I made some comparison exposures. Using these and then with a 500W Tungsten source. Exposures were the same, developed them together and I just made some prints. The subjects were book ends and album cover ends with plenty of various colors. I just took the prints out of the wash and the differences are so slight it's not a concern. The reds rendered slightly darker. This test was done using Ilford Fp4+ developed in tubes using Pyrocat HD 2:2:100.

Had I not already bought the Flexfire LED's I would have considered the ones Vinny mentioned because in color there is a difference, the yellows tend to render a bit green but since I made these for B&W work I'm quite happy with the results. I found a battery pack that can run both lights at the same time. I'll be testing them with a model who I've photographed before using strobes.

I hope this is useful to the community.

jim10219
28-Nov-2018, 11:48
If you're worried about CRI, then you could build a box with red, green, and blue LED's, put each color on it's own circuit with an inline potentiometer, and then you can vary the color mix as you see fit. Then just take something that you want to call white, shine the light on it, and adjust until the object looks white to you. That would also allow you to match the colors of other light sources, such as overhead lighting, daylight, or flashes. And it could act like a variable color filter for your lens for B&W work.

Bob Salomon
28-Nov-2018, 12:40
If you're worried about CRI, then you could build a box with red, green, and blue LED's, put each color on it's own circuit with an inline potentiometer, and then you can vary the color mix as you see fit. Then just take something that you want to call white, shine the light on it, and adjust until the object looks white to you. That would also allow you to match the colors of other light sources, such as overhead lighting, daylight, or flashes. And it could act like a variable color filter for your lens for B&W work.

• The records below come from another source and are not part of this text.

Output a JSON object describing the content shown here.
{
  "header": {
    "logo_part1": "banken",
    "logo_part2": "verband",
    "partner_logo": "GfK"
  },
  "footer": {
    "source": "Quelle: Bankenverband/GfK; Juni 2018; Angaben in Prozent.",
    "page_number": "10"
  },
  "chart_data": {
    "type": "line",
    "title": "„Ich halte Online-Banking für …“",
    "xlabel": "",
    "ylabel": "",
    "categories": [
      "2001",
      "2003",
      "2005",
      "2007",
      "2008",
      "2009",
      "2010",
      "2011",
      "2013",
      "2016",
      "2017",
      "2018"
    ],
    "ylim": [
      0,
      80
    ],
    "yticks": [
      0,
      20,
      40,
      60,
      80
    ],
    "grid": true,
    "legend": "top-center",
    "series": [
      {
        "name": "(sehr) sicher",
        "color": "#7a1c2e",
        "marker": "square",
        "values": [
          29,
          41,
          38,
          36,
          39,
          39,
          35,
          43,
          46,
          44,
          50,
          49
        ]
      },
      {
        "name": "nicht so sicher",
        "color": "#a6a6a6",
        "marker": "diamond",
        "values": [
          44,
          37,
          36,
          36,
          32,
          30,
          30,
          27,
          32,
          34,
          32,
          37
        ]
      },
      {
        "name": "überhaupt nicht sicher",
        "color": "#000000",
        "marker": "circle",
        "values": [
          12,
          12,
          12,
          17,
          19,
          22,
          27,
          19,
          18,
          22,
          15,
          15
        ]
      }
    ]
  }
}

Or find the old Kodak test patch that showed if your CRI is photo quality visually!

Bruce Watson
28-Nov-2018, 13:25
Yuji (https://www.yujiintl.com/high-cri-led-lighting) has an excellent rep. in indy video circles. They have a decent selection of DIY stuff (https://store.yujiintl.com/collections/high-cri-led-strips-ribbon) too. If it'll work for video, it'll work for anything we do here.

Pere Casals
28-Nov-2018, 14:01
Peter, there are several CRI standards, CRI R96a standard is pretty good.